I presume that the rods are joined rigidly at O, not hinged. So they cannot rotate relative to each other, only as a single rigid body.

The force is applied to one rod, not both, and is distributed between them by internal forces which keep the structure rigid. In your attempt you have assumed that a force $F$ is applied to each rod, so that the total force on the structure is $2F$ instead of $F$.

Also you have assumed that the only forces on each rod are the applied force $F$ and the friction force on that rod. There are also forces and couples between the two rods which keep them aligned. If you analyse the forces on each rod using separate free body diagrams (FBDs) you must include forces which each rod exerts on the other. But it is simpler to model the whole structure as a single rigid body. Then you can ignore internal forces - ie those between the two rods.

There are 3 external forces acting horizontally on the whole structure :

1. applied force $F$ acting to the right at distance $x$ above point O

2. friction force $R_1=\mu mg$ acting to the left at distance $\frac12 L$ above O, and

3. friction force $R_2=4\mu mg = 4R_1$ acting to the left at distance $\frac12 L$ below O.

The rods move with constant velocity to the right and they remain perpendicular to the force $F$ - ie they do not turn. This means that the structure is in static equilibrium : in the frame of the COM it does not translate or rotate. So you can apply the two conditions for static equilibrium :

I. the resultant force on the structure is zero

II. the resultant moment of force on the structure about any point is zero.

Applying these conditions, taking moments about O, and substituting $R_2=4R_1$, we have

I. $F=R_1+R_2 = 5R_1$

II. $xF+\frac12 LR_2=\frac12 LR_1, xF=\frac12 LR_1-\frac42LR_1=-\frac32 LR_1$

Solving

$x=-\frac32 \frac{R_1}{F} L=-\frac{3}{10} L$

The force $F$ should be applied at a distance $\frac{3}{10} L$ **below** point O.

**Note:** Since this is a **statics** problem we might wonder why the question did not specify that the rods remain stationary, instead of moving with constant velocity.

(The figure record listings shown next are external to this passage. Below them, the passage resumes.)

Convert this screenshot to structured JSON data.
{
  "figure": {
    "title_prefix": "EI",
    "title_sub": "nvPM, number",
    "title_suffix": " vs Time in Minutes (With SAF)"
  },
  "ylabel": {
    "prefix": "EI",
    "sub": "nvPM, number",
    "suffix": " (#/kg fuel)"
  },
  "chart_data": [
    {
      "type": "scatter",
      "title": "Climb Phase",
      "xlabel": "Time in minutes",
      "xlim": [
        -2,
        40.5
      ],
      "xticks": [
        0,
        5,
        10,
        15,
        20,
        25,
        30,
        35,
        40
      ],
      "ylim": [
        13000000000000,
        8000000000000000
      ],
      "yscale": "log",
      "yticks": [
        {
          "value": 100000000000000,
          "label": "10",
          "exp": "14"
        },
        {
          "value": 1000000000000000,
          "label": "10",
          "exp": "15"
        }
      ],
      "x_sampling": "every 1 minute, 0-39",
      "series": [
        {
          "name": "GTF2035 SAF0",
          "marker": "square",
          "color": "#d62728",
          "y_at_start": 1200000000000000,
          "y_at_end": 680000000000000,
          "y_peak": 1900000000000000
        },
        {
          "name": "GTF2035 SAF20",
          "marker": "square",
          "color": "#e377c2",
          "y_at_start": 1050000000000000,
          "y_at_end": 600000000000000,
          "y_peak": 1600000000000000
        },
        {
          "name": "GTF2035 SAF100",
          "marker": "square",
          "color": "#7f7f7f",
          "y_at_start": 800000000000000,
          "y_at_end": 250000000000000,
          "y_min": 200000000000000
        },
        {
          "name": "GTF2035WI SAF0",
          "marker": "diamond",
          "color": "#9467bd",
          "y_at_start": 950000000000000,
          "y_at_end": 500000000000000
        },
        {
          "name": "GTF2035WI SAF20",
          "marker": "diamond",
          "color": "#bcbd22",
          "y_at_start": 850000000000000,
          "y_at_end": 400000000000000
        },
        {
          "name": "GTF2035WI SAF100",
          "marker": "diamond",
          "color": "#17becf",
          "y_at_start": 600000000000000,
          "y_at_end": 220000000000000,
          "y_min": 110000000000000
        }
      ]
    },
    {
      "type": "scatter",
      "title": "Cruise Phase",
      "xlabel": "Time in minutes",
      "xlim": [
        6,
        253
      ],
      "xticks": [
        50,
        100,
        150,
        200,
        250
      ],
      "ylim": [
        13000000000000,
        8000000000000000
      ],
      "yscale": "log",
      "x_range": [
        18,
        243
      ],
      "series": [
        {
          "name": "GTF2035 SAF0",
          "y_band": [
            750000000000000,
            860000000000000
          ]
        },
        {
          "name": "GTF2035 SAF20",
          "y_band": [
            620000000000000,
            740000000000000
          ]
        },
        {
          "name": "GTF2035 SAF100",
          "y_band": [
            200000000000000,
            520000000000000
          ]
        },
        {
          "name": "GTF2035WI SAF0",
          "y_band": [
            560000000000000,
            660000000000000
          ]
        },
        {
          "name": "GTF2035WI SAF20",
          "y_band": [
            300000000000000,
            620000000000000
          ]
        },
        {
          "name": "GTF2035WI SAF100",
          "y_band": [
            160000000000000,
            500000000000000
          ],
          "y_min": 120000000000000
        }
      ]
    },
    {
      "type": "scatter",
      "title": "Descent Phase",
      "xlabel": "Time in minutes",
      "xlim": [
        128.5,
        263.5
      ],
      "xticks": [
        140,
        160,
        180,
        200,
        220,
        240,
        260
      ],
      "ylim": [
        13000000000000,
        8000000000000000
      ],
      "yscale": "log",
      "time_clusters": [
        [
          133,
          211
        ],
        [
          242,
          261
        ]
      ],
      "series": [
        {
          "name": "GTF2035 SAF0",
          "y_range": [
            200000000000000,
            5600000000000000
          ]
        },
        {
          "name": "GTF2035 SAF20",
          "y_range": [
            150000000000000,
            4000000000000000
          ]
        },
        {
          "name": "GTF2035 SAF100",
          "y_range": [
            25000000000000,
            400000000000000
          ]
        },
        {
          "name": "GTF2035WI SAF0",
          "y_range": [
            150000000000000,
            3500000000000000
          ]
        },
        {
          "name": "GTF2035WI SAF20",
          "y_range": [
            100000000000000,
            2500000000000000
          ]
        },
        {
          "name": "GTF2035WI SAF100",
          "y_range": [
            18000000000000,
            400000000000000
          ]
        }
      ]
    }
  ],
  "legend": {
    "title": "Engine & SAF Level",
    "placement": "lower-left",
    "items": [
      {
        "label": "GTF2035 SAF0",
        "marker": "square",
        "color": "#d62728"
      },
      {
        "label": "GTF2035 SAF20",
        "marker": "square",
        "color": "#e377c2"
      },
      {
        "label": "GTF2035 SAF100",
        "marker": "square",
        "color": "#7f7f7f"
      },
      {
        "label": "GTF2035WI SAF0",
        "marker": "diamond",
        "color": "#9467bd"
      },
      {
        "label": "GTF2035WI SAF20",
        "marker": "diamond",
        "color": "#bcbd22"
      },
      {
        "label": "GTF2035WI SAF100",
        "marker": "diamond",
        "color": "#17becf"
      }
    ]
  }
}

When the rods move we can be sure that the friction forces on them are given by $R=\mu mg$. When the rods are stationary the friction forces can take any values up to $R=\mu mg$. The friction forces could be distributed in various ways and still fulfil the equilibrium conditions. See Is there a way to determine the exact value of static friction in this situation?

This means that the composite rod is in static equilibrium : in the frame of the COM it does not translate or rotate. So you can apply the TWO conditions for static equilibrium :

1. the resultant force on the object is zero

2, the resultant moment of force on the object is zero.